The user need to log off of their workstation and log back on. That's why the changes appear to take effect the next day. The reason for this is that when the user logs on the next day they get a new token from the domain controller and this token contains the list of domain groups that they are a member of. This token with the list of domain groups is only updated when the user logs in to their computer, so if the user never logs out the token isn't ever updated.

There's also multi-site domain replication delays which need to be taken into account if your domain controllers are in different physical locations.

  • 1
    Is there a command or script one can run on the workstation to "refresh" its AD token so that it can "know" the user is now a member of the new domain-group, and thus avoid the delay? --Update: seems that one person recommended klist purge at dba.stackexchange.com/a/44922/29371, but with the caveat that it might break other cached resource accessors which the user would have to re-establish/re-connect-to.
    – NateJ
    Commented May 5, 2016 at 19:19
  • @mrdenny Any recommendations on how to handle this for service accounts? We run all SQL instances under service accounts, and use these service accounts for connections between SQL Servers, and for SSRS, etc.

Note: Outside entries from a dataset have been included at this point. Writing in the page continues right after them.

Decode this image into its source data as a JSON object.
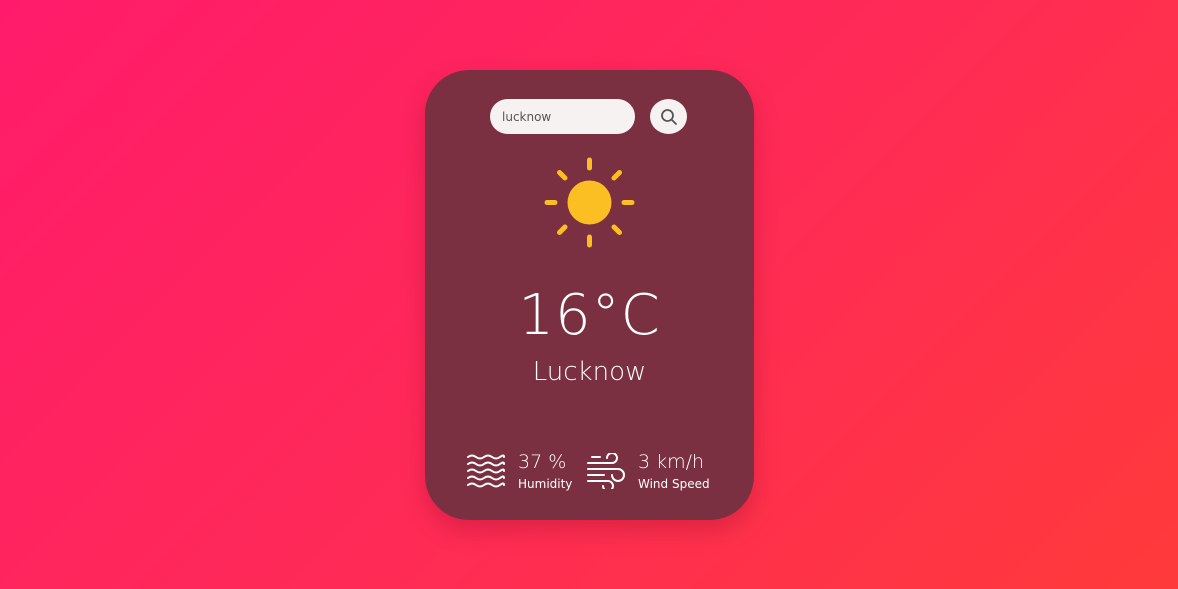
{
  "search": {
    "value": "lucknow",
    "button_icon": "search-icon"
  },
  "weather": {
    "icon": "sun-icon",
    "temperature": "16°C",
    "city": "Lucknow"
  },
  "details": {
    "humidity": {
      "icon": "humidity-waves-icon",
      "value": "37 %",
      "label": "Humidity"
    },
    "wind": {
      "icon": "wind-icon",
      "value": "3 km/h",
      "label": "Wind Speed"
    }
  },
  "colors": {
    "background_start": "#ff1b6b",
    "background_end": "#ff3a3a",
    "card": "#7a3040",
    "sun": "#fbbf24",
    "sun_core": "#f59e0b"
  }
}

At any given time, we have many connections between machines. We can't really disconnect all connections and do a fresh login somewhere to get new AD group info.
    – SomeGuy
    Commented Jul 13, 2017 at 18:56
  • For service accounts, all you can do it restart the service on the machine which needs the new rights.
    – mrdenny
    Commented Dec 31, 2017 at 20:29

When a user logs on, they're assigned a security token that includes all the information about their group membership.

This token persists until the user logs off -- at which point it's discarded -- even if you make changes to the group membership in AD in the mean time. The changes you make will only take effect the next time the user logs on and receives a new security token.

You can reproduce the same scenario when assigning permissions on a file system, for example; it's an AD behaviour, not a SQL Server behaviour.


So you get immediate results would be to get new credentials every time by running a cmd/script like:

runas /netonly /user:domain\username "sqlcmd -S serverName -d dbname -q \"insert into testpermissions values (65)\""

using cmd.exe (not powershell, i couldn't get the quoting correct).

That way you will get a new token each and everytime (but have to enter your pwd). You could probably do something with a saved password text too, if things were too onerous.

Anyways, works for me and I hope it helps somebody else.